Дверь приоткрылась и в шёлке появились живые, бегающие чёрные глаза едва видные сквозь шерсть длинноворсной шапки. Человек обыскал взглядом помещение и бочком вошёл, впуская вместе с собой ледяной ветер. Сколько лет Кузьма знает старика, а разглядеть его лицо так и не смог. В общем-то, и разглядывать было нечего: расплывшийся в ноздрях длинный и мягкий нос да верхняя тонкая губа. Большая часть лица пряталась за массивными очками, клинообразной ухоженной седой бородой, слившейся с пушистыми баками и густой волнистой шевелюрой. Бородатых на севере Калашников видел много и на себе понял: густая растительность на лице – лучшая защита от комаров.
– Ты что же, Кузя, себя родным мне считаешь? – ядовито ухмыльнулся визитёр.
– Родным, не родным, а уже не один годочек друг о друга трёмся, – нехотя вставая с кровати, прохрипел Кузьма. – Чё опоздал? Три дня, как жду!
– Ничего… ничего …не за так ждёшь. Ахму я забираю? Она успокоилась?
Кузьма вынул из-под подушки увесистый плотно набитый полотняный мешочек, протянул Чудю:
– Твоя доля. Ахму увози, она в порядке, а здесь мёрзнет…
Старик подкинул передачку на ладони, вес её его удовлетворил:
– Здесь пятьдесят процентов?
– Да, – кивнул Кузьма, – новая бригада не сразу согласилась, но Ахма убедила. Ропщут ребята… говорят на что тебе столько? А действительно, Чудь, на что тебе столько. Семья, наверняка уже более чем упакована. Самому, может ещё два понедельника жить осталось, а ты всё тянешь и тянешь… Отдай старателям карту, иди на покой…

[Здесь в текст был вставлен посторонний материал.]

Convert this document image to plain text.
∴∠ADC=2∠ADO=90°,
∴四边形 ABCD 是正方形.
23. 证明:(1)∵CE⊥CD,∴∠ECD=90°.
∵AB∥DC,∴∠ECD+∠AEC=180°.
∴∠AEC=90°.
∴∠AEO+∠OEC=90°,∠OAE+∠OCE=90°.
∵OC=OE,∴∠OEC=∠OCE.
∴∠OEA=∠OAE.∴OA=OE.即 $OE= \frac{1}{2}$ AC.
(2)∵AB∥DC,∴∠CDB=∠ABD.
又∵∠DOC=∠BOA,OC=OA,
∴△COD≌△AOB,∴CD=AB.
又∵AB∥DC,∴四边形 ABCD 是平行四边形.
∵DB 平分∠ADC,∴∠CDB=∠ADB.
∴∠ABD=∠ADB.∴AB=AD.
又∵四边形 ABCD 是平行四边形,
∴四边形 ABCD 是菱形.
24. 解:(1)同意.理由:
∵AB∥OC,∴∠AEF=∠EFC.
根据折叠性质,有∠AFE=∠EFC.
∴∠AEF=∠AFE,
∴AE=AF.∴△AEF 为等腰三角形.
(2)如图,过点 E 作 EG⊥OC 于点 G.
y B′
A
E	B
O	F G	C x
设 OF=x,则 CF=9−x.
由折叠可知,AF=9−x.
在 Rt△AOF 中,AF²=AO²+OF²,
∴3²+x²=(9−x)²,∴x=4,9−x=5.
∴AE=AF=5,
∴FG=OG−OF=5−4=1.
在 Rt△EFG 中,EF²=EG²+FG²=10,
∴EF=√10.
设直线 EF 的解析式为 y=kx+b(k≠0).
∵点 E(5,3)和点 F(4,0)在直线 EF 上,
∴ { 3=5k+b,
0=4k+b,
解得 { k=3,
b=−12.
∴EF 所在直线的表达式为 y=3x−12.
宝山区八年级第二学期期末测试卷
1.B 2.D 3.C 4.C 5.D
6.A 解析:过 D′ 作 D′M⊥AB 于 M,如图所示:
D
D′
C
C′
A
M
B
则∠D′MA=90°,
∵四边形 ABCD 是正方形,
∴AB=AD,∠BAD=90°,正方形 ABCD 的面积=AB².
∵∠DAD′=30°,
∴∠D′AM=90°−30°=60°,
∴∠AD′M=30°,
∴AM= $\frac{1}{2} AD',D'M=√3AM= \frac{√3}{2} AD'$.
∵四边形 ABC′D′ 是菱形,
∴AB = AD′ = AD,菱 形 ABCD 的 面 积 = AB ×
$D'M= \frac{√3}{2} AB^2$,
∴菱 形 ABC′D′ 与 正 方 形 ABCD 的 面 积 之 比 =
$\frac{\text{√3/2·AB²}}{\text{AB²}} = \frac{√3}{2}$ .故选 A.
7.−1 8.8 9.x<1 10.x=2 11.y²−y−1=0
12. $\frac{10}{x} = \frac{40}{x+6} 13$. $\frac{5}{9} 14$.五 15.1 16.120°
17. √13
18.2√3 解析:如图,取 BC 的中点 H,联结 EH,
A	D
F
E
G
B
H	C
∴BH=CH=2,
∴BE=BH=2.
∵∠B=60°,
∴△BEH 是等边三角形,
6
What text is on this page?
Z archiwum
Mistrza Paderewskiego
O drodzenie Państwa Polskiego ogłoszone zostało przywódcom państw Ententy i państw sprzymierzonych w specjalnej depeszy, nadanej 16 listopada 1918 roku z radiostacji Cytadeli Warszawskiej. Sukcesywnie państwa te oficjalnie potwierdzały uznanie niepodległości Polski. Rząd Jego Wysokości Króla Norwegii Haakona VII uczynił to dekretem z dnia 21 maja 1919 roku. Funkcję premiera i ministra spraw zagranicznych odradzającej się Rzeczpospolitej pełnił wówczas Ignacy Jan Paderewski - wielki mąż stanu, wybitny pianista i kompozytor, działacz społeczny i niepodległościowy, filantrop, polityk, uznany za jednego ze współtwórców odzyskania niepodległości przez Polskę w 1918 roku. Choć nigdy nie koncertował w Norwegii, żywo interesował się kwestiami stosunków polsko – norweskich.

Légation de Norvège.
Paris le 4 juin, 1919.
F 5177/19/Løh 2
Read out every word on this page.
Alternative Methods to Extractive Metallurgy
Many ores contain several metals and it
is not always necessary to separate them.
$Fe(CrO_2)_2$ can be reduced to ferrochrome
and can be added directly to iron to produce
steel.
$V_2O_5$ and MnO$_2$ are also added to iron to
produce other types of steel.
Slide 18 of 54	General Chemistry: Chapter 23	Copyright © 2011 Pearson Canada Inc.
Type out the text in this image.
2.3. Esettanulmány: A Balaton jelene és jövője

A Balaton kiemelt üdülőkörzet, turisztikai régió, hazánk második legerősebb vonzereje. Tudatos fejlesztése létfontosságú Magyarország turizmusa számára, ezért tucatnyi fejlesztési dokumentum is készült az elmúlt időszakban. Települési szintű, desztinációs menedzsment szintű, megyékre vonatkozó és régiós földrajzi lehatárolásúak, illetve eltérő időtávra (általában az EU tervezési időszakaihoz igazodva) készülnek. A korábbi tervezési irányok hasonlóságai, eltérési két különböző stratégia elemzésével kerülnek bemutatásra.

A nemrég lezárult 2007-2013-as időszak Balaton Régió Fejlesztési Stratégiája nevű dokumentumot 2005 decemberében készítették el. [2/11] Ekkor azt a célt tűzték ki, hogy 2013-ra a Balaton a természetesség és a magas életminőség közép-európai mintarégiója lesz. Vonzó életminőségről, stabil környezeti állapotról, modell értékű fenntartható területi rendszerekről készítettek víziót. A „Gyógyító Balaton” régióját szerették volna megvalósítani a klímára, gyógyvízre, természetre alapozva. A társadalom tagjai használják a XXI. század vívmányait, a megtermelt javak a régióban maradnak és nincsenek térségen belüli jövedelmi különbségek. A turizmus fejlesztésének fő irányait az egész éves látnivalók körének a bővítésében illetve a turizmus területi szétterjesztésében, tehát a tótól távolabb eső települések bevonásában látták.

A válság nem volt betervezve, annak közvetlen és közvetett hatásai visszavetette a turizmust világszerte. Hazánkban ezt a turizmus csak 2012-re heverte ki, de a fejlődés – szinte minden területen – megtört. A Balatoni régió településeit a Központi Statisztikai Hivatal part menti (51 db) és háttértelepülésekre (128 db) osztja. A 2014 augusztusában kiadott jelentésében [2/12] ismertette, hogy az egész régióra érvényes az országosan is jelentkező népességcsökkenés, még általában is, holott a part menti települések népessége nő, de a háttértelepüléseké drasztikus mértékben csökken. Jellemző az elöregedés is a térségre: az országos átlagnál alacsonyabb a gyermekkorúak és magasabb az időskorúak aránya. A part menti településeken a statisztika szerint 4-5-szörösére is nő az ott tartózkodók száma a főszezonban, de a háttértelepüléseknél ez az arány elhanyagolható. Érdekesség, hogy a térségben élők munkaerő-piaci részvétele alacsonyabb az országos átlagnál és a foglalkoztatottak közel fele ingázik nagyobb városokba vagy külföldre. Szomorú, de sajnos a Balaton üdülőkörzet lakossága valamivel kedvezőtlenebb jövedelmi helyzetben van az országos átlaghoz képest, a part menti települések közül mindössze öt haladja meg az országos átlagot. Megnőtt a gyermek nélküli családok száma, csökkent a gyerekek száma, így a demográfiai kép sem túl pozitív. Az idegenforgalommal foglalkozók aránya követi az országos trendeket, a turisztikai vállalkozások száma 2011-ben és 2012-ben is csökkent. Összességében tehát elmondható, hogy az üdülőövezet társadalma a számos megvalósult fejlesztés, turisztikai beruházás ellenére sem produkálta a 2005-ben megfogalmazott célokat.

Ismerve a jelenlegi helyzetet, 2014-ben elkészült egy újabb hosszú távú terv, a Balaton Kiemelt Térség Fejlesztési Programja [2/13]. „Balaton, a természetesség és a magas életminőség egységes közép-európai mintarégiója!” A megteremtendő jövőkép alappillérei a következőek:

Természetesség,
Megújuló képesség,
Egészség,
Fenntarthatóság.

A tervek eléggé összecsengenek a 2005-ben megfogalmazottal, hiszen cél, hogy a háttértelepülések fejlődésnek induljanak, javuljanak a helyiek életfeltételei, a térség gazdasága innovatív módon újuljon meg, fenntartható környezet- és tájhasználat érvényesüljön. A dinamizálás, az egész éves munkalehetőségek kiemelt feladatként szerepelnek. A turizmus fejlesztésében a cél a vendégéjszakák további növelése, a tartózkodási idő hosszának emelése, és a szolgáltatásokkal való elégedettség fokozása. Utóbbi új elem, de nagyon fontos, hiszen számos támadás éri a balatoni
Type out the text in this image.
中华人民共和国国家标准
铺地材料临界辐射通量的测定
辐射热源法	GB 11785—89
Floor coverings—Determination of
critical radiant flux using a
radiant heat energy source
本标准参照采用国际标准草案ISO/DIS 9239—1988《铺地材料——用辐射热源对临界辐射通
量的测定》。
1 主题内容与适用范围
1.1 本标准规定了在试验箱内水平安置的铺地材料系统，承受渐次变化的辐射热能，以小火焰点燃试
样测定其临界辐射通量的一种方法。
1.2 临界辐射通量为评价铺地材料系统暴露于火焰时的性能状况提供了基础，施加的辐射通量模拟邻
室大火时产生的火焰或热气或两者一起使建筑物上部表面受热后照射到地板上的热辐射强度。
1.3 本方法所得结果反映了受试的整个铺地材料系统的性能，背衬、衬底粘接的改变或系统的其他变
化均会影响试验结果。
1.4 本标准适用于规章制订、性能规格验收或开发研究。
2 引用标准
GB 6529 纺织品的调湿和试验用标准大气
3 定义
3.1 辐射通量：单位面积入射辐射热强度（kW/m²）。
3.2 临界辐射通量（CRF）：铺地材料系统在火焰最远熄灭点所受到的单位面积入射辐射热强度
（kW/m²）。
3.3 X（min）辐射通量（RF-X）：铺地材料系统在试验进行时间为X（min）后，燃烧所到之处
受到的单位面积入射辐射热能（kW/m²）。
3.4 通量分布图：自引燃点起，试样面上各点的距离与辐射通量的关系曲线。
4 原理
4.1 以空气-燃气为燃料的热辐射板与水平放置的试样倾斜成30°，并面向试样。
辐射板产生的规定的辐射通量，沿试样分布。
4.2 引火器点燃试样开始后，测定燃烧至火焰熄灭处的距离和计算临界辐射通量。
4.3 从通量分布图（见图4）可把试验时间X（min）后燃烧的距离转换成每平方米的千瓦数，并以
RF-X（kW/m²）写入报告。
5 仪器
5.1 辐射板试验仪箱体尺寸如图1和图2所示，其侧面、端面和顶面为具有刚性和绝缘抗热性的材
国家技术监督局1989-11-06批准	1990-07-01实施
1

Гость посмотрел на Кузьму с хитрым прищуром, усмехнулся:
– Карту отдать? А вы её добывали? Ты ж бывший геолог знать должен: за разглашение карты золотоносных жил, как за государственную измену – расстрел! И потом ты никогда не думал, почему меня зовут Чудь? Это не кличка, это принадлежность к особому народу. У меня и мирское имя есть. Только ни тебе, ни твоим головорезам-старателям его знать не положено. Я один из тех, предки которого не приняли христианства на Руси и ушли под землю. Мои деды закрылись там до иных времён. Посему не только карта указывает мне места, где спрятано золото, но и особая чуйка. Ты, сынок, спрашиваешь: куда столько «рыжего дьявола»? – старик ещё раз подкинул на ладони упругий мешочек, – половину от него пойдут на промприборы, металлодетекторы. Карта перспективных месторождений – моя охранная грамота от твоих архаровцев, а ещё вот этот нос. Без него вы и с картой неделями лёжку золота не найдёте, – старик смешно пошевелил кончиком носа, – так что половина мешочка ему, моему носу.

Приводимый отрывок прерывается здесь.